Localized zones of Rho and Rac activities drive initiation and expansion of epithelial cell–cell adhesion

Spatiotemporal coordination of cell–cell adhesion involving lamellipodial interactions, cadherin engagement, and the lateral expansion of the contact is poorly understood. Using high-resolution live-cell imaging, biosensors, and small molecule inhibitors, we investigate how Rac1 and RhoA regulate actin dynamics during de novo contact formation between pairs of epithelial cells. Active Rac1, the Arp2/3 complex, and lamellipodia are initially localized to de novo contacts but rapidly diminish as E-cadherin accumulates; further rounds of activation and down-regulation of Rac1 and Arp2/3 occur at the contacting membrane periphery, and this cycle repeats as a restricted membrane zone that moves outward with the expanding contact.
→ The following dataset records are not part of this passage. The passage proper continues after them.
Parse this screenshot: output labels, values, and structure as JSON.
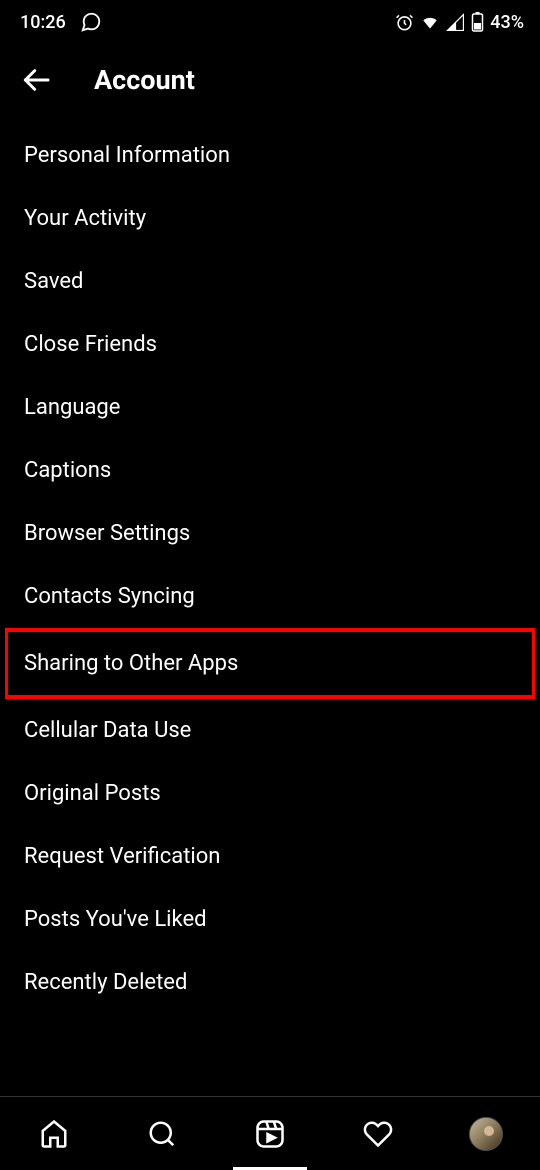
{
  "status_bar": {
    "time": "10:26",
    "battery_text": "43%"
  },
  "header": {
    "title": "Account"
  },
  "menu": {
    "items": [
      {
        "label": "Personal Information"
      },
      {
        "label": "Your Activity"
      },
      {
        "label": "Saved"
      },
      {
        "label": "Close Friends"
      },
      {
        "label": "Language"
      },
      {
        "label": "Captions"
      },
      {
        "label": "Browser Settings"
      },
      {
        "label": "Contacts Syncing"
      },
      {
        "label": "Sharing to Other Apps",
        "highlighted": true
      },
      {
        "label": "Cellular Data Use"
      },
      {
        "label": "Original Posts"
      },
      {
        "label": "Request Verification"
      },
      {
        "label": "Posts You've Liked"
      },
      {
        "label": "Recently Deleted"
      }
    ]
  }
}
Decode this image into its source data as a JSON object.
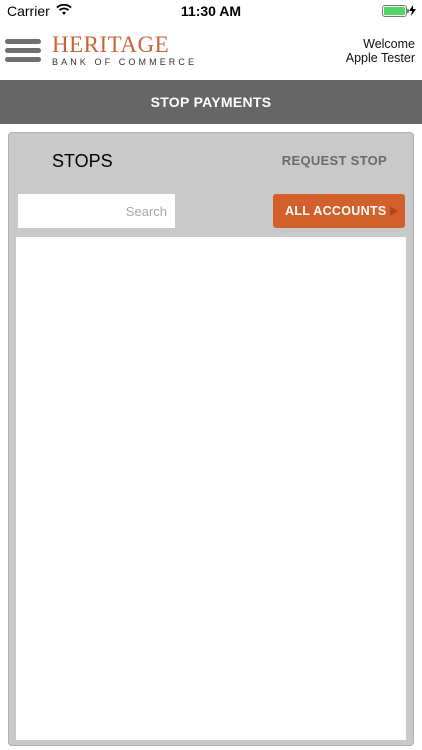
{
  "status_bar": {
    "carrier": "Carrier",
    "time": "11:30 AM",
    "battery_level": 1.0
  },
  "header": {
    "logo_main": "HERITAGE",
    "logo_sub": "BANK OF COMMERCE",
    "welcome_line1": "Welcome",
    "welcome_line2": "Apple Tester"
  },
  "page": {
    "title": "STOP PAYMENTS"
  },
  "stops": {
    "title": "STOPS",
    "request_label": "REQUEST STOP",
    "search_placeholder": "Search",
    "accounts_label": "ALL ACCOUNTS"
  },
  "colors": {
    "brand": "#c8633a",
    "accent_button": "#d3602b",
    "title_bar": "#666666",
    "panel": "#c9c9c9"
  }
}
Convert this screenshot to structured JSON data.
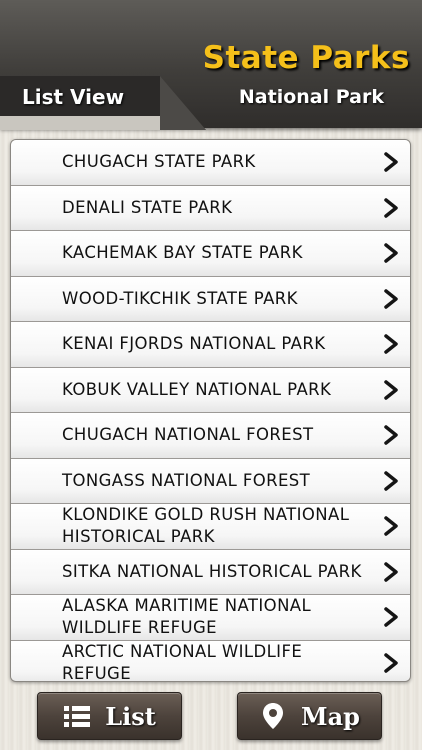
{
  "header": {
    "title": "State Parks",
    "subtitle": "National Park",
    "tab_label": "List View"
  },
  "list": {
    "items": [
      {
        "label": "CHUGACH STATE PARK"
      },
      {
        "label": "DENALI STATE PARK"
      },
      {
        "label": "KACHEMAK BAY STATE PARK"
      },
      {
        "label": "WOOD-TIKCHIK STATE PARK"
      },
      {
        "label": "KENAI FJORDS NATIONAL PARK"
      },
      {
        "label": "KOBUK VALLEY NATIONAL PARK"
      },
      {
        "label": "CHUGACH NATIONAL FOREST"
      },
      {
        "label": "TONGASS NATIONAL FOREST"
      },
      {
        "label": "KLONDIKE GOLD RUSH NATIONAL HISTORICAL PARK"
      },
      {
        "label": "SITKA NATIONAL HISTORICAL PARK"
      },
      {
        "label": "ALASKA MARITIME NATIONAL WILDLIFE REFUGE"
      },
      {
        "label": "ARCTIC NATIONAL WILDLIFE REFUGE"
      }
    ],
    "row_icon": "chevron-right-icon"
  },
  "toolbar": {
    "list_label": "List",
    "list_icon": "list-icon",
    "map_label": "Map",
    "map_icon": "map-pin-icon"
  },
  "colors": {
    "title": "#f5c01a",
    "header_bg": "#403e3b",
    "button_bg": "#4d433c"
  }
}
The cortical bundle of actin filaments dissolves beneath the expanding contacts, leaving actin bundles at the contact edges. RhoA and actomyosin contractility are activated at the contact edges and are required to drive expansion and completion of cell–cell adhesion. We show that zones of Rac1 and lamellipodia activity and of RhoA and actomyosin contractility are restricted to the periphery of contacting membranes and together drive initiation, expansion, and completion of cell–cell adhesion.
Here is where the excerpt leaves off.